In the case of locally invasive or metastatic disease (Masaoka staging III-IVb), chemotherapy and radiation are the initial options of choice [4]. The chemotherapy regimen for this usually consists of cisplatin, vincristine, doxorubicin, and etoposide because of more advanced disease [8]. The Masaoka stages IVa (pleural or pericardial dissemination) and IVb (distant metastases) carry a worse prognosis, with a five-year-survival rate ranging from 11% to 50% [4], and the data for patients in these categories is varied when it comes to surgical resection. Typically, response to chemotherapy is tested following several cycles of neoadjuvant chemotherapy, and if the disease has responded enough to be considered resectable, surgical intervention is performed +/- postoperative chemotherapy or radiation therapy [9]. Even in patients with unresectable advanced disease, there seems to be a mortality benefit in patients who are appropriate surgical candidates to debulk their tumor, along with chemoRT [10].
It is important to discuss the outcomes of associated paraneoplastic syndromes after a thymectomy. While thymectomies can theoretically lead to the resolution of paraneoplastic syndromes, in practice, this may not be the case. For patients with a thymoma and myasthenia gravis, thymectomy typically lessens the severity of the myasthenia gravis with complete or pharmacologic remission in almost all patients; however, some symptoms persist in most patients [11]. Similarly, in patients with thymoma-associated pure red cell aplasia, resolution of anemia with only surgical excision of the thymoma without concomitant long-term medication therapy is rare [12].

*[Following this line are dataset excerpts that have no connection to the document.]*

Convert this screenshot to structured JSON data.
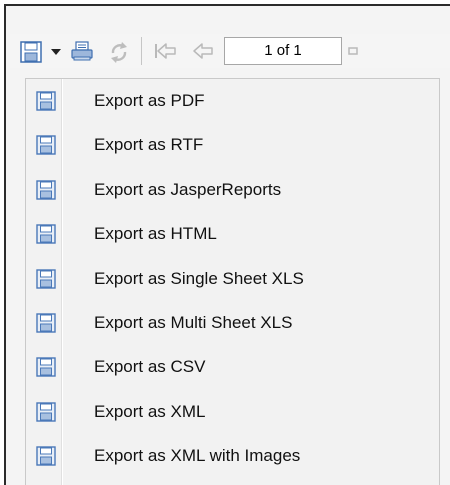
{
  "toolbar": {
    "save_icon": "save-icon",
    "dropdown_icon": "dropdown-arrow-icon",
    "print_icon": "print-icon",
    "reload_icon": "reload-icon",
    "first_page_icon": "first-page-icon",
    "prev_page_icon": "previous-page-icon",
    "page_indicator": "1 of 1",
    "next_page_icon": "next-page-icon"
  },
  "menu": {
    "items": [
      {
        "label": "Export as PDF",
        "icon": "save-icon"
      },
      {
        "label": "Export as RTF",
        "icon": "save-icon"
      },
      {
        "label": "Export as JasperReports",
        "icon": "save-icon"
      },
      {
        "label": "Export as HTML",
        "icon": "save-icon"
      },
      {
        "label": "Export as Single Sheet XLS",
        "icon": "save-icon"
      },
      {
        "label": "Export as Multi Sheet XLS",
        "icon": "save-icon"
      },
      {
        "label": "Export as CSV",
        "icon": "save-icon"
      },
      {
        "label": "Export as XML",
        "icon": "save-icon"
      },
      {
        "label": "Export as XML with Images",
        "icon": "save-icon"
      }
    ]
  },
  "colors": {
    "icon_blue": "#4a78b8",
    "icon_light": "#d7e3f2",
    "disabled_gray": "#b8b8b8"
  }
}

In our patient, who presented without evidence of paraneoplastic syndromes, his staging was Masaoka stage IVa given the evidence of adjacent pleural effusion. The pleural effusion was eventually thought to be due to the thymoma after ruling out other causes such as heart failure, and so on, based on medical history, physical exam, and laboratory findings. This specific presentation of pleural effusion with thymoma makes our case unique, as it has only been seen a handful of times in the literature. The Masaoka staging dictated the neoadjuvant treatment, and the patient had a good response with not only a post-chemotherapy reduction in the mediastinal mass but also the complete resolution of the pleural effusion. These results are reassuring ahead of the resection, as normally late Masaoka staging has been significantly associated with incomplete resection [13]. He received five cycles of neoadjuvant chemotherapy before the planned resection. He will potentially be offered postoperative chemotherapy and radiation afterward to maintain sustained remission.
Conclusions
Thymomas often present with localizing symptoms and/or paraneoplastic syndromes. This patient, who presented with one localizing symptom, his left shoulder pain, is a reminder to keep a high index of suspicion despite uncommon presenting symptoms and findings, such as his pleural effusion. As this patient’s course is postoperatively followed, it can be acknowledged that further studies are necessary to streamline management in patients with thymoma, especially advanced disease. We remain optimistic about this patient’s care given his response to neoadjuvant chemotherapy and hope that this case can add to the available evidence for the management of advanced-stage thymoma that includes preoperative medical treatment, surgical resection, and postoperative follow-up.